On Sun, Jul 25, 2004 at 10:34:39PM -0400, Gregory Avedissian wrote:
That was linux fdisk I was talking about. It only shows the windows partition. sfdisk -l shows four partitions - one windows, and three empty ones, with no start or end cylinders. I'm not sure what that's about.
There are always 4 primary partition entries in the partition table in first sector of the drive (MBR). The unused ones are filled with zeros.
Disk /dev/hdb: 1123 cylinders, 255 heads, 63 sectors/track
That equals 18040995 sectors of 512 bytes/each = 9,236,989,440 bytes total.
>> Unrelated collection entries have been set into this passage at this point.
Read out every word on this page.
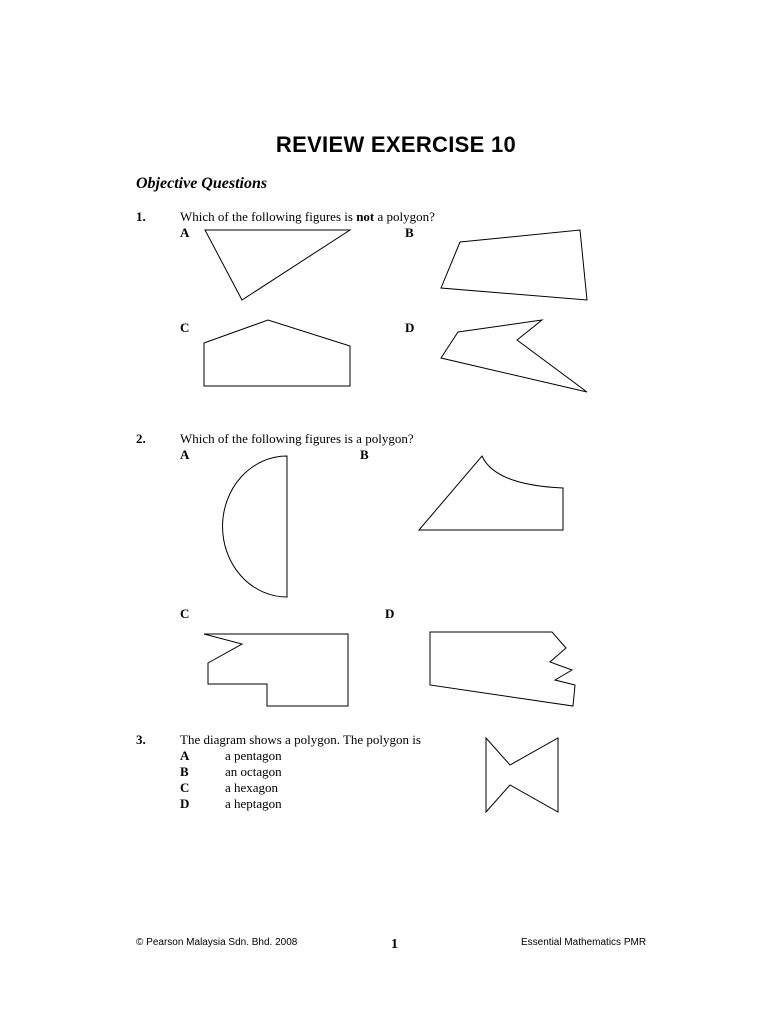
REVIEW EXERCISE 10
Objective Questions
1.	Which of the following figures is not a polygon?
A	B
C	D
2.	Which of the following figures is a polygon?
A	B
C	D
3.	The diagram shows a polygon. The polygon is
A	a pentagon
B	an octagon
C	a hexagon
D	a heptagon
© Pearson Malaysia Sdn. Bhd. 2008	1	Essential Mathematics PMR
Units = cylinders of 8225280 bytes, blocks of 1024 bytes, counting from 0
Taking the blocks as 1024 bytes, thats 9020497.5 blocks.
Device Boot Start End #cyls #blocks Id System /dev/hdb1 * 0+ 1122 1123- 9020466 c Win95 FAT32 (LBA)
The Win95 partition is just about the entire disk, leaving only 31.5 1024-byte blocks left = 32,256 bytes. Where could any Linux partitions have fit?
OK, one more idea. Can I use the partition tool to set the partitions again without formatting them, and then be able to access them?
If you are absolutely sure of the correct start/end of all the partitions on the disk, then yes, you should be able to re-set them in the partition table and regain access to the data without formatting them. This is much more likely to happen if there are no extended partitions (hdb5 or higher). What happened to make Windows take over the entire disk? Are you sure /dev/hdb is still /dev/hdb, and didn't change due to a disk failure or recabling of the IDE bus? Is Windows 98 installed to /dev/hdb1? It is highly unusual to have Windows boot from anything other than /dev/hdaN.